I need to process user actions:
- The actions for each user change the user’s balance which is then persisted to a database.
- A user’s action must be processed sequentially. Otherwise, we might corrupt the balance in the database.
- Some actions are associated with 2 users in which case they can’t run in parallel with either user’s actions.
- The volume of actions per user varies considerably during the day.
- Update The processes are going to be distributed over several machines.
I am trying to find a way to distribute the actions between processes so that the above requirements are met.
Is there a known paradigm, architecture or algorithm that solves such a problem?

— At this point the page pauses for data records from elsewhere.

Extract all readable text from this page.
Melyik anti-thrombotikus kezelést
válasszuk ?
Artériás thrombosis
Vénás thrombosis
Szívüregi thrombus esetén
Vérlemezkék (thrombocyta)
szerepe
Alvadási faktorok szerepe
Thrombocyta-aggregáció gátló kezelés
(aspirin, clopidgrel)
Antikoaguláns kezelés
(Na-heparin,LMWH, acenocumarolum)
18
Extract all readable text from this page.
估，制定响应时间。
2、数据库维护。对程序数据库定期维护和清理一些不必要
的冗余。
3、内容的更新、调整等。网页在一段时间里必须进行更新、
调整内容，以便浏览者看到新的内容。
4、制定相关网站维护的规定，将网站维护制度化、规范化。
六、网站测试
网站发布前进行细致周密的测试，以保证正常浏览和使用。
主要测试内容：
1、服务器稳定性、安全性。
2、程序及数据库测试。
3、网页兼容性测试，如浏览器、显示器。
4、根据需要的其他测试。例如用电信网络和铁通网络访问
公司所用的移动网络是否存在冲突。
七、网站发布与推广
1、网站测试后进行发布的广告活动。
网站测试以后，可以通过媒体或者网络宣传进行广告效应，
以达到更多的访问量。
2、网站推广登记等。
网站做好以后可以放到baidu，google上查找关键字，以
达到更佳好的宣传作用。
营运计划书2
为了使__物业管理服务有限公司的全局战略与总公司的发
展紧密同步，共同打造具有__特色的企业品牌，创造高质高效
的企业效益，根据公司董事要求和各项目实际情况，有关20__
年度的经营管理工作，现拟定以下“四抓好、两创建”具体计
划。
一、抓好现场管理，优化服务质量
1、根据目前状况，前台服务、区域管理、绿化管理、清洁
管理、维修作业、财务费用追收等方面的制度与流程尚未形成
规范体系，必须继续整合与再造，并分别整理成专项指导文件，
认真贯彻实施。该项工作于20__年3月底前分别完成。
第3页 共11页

I’m looking for a solution that does not involve processes talking to each other except through a message queue or some other scalable mediator.
3
A simple greedy approach should fulfill your requirements. I assume you have an ordered input queue with all actions to process, and a list of actions associated with corresponding users currently under (parallel) processing (lets call these “users under processing”). Whenever the processing of one action is done, it is removed, and you check the next elements from your input queue which ones can be added as next without a collision with the users under processing. Note that you check the full queue in order, not just the top element.
You can add new actions to the processing list as long you have actions for users currently not under processing. If you need to restrict the number of processes in parallel to some number N, that’s easily done by not adding more than N actions to the currently processed acctions.
2
I would suggest you look into scheduling algorithms:
a list of scheduling algorithms by category here
and partial order relations to make sure the order of the actions of a given user is respected. You can generate a tree of dependencies using the relations which would help you in scheduling.